Intemperate remarks from the past cannot be undone, and the internet never forgets. But it is difficult to know how much they will matter. After all, Vice President-elect JD Vance once called Trump “reprehensible” and a “moral disaster.” Trump will evidently forgive transgressions by those who submit and abase themselves before him.
At the same time, Trump has paper-thin skin and is known not to distinguish between the political and the personal. Grievances are not time-limited. The fantasy that he won the 2020 election and it was stolen from him has become an article of faith.
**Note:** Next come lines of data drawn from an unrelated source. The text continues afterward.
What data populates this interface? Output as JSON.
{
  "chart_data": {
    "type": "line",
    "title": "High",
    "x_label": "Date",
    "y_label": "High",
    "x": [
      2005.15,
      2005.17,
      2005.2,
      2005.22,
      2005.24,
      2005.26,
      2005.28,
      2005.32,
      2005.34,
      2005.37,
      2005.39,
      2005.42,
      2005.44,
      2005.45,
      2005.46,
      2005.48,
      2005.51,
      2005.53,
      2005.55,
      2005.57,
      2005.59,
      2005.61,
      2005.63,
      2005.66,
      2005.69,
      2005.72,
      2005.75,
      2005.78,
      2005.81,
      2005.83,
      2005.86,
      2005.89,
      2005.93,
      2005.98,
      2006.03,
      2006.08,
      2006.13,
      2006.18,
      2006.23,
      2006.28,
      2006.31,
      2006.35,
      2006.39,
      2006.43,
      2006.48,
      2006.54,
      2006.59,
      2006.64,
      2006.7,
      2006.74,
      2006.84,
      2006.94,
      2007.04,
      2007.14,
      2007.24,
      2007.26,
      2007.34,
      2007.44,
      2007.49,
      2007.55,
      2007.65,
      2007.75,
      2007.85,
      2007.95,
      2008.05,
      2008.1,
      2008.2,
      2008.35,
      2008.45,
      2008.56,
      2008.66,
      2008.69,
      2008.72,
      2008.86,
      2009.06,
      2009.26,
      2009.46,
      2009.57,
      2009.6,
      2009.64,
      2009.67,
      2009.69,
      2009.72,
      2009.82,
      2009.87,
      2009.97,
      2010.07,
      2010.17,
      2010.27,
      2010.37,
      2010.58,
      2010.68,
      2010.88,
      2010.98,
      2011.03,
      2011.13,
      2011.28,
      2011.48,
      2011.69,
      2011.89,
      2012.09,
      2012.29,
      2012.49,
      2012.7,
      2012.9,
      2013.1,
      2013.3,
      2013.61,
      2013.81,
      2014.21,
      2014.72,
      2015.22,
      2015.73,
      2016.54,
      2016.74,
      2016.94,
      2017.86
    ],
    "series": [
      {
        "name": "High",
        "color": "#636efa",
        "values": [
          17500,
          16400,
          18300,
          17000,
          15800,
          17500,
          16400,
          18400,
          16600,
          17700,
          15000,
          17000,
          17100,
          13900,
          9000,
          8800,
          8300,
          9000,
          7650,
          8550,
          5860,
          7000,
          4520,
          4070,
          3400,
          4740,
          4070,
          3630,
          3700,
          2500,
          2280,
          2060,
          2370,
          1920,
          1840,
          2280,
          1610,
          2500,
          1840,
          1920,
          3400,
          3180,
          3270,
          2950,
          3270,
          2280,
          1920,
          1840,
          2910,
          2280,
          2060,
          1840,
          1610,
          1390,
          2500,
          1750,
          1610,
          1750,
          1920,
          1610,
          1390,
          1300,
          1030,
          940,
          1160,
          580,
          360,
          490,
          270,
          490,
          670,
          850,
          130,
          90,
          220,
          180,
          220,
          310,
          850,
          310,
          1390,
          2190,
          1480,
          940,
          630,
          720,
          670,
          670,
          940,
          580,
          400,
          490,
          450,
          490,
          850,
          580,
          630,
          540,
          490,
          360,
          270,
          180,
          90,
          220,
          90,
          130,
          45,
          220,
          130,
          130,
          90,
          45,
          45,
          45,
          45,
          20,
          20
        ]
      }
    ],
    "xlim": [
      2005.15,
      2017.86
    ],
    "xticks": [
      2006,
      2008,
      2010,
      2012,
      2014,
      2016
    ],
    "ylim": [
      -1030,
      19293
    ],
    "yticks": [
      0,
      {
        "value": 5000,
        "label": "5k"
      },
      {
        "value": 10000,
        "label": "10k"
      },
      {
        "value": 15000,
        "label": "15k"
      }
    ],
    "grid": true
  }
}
Last week, the newly elected Conservative Party leader, Kemi Badenoch, put Starmer on the spot by asking whether Trump would be invited to address Parliament as part of a state visit to the U.K. The prime minister ducked the question, aware of its hidden weight. In his first term, Trump made two state visits to the U.K., in 2018 and 2019, and on both occasions the opportunity to speak to both Houses of Parliament was blocked by former speaker of the House of Commons John Bercow.
Badenoch was throwing a punch, but she had a point. It was 18 months into his presidency that Trump made his first trip to Britain, the 17th country to host him. That cannot happen again. There are rumors, albeit from the mercurial Trump cheerleader Nigel Farage, that an invitation to the new president has already been agreed. In any event, it should be at the top of the British government’s agenda. Their welcome should be early, extensive and effusive.
Politics is not a matter of socializing with those who share your views and values, but about promoting the national interest. Whether Trump or Harris had won last week’s election, the U.S. remains Britain’s most important ally and partner. The bilateral relationship, however “special” it may or may not be, is central to British foreign policy. No prime minister is expected to pay homage to the American president like a knight to his feudal lord, but the reality is that Britain is the junior partner, and benefits more from the relationship with the U.S. working well.
The agenda is groaning. The U.K. sorely needs a free-trade agreement with America, which goes against Trump’s instincts, although he allowed negotiations to begin in March 2020. Starmer will seek to persuade the returning president that Ukraine and NATO are both causes worth supporting, despite his inclinations. And suggestions that Washington could withhold intelligence from the U.K. must be headed off.
None of this will be achieved by righteous bellowing from the sidelines. If Britain is to maximize its long relationship with America, it will only do so by pulling Trump 2.0 close and offering the warmest welcome it can. Starmer does not need to mean it, but it is essential that he is seen to mean it.
Eliot Wilson is a freelance writer on politics and international affairs and the co-founder of Pivot Point Group. He was senior official in the U.K. House of Commons from 2005 to 2016, including serving as a clerk of the Defence Committee and secretary of the U.K. delegation to the NATO Parliamentary Assembly.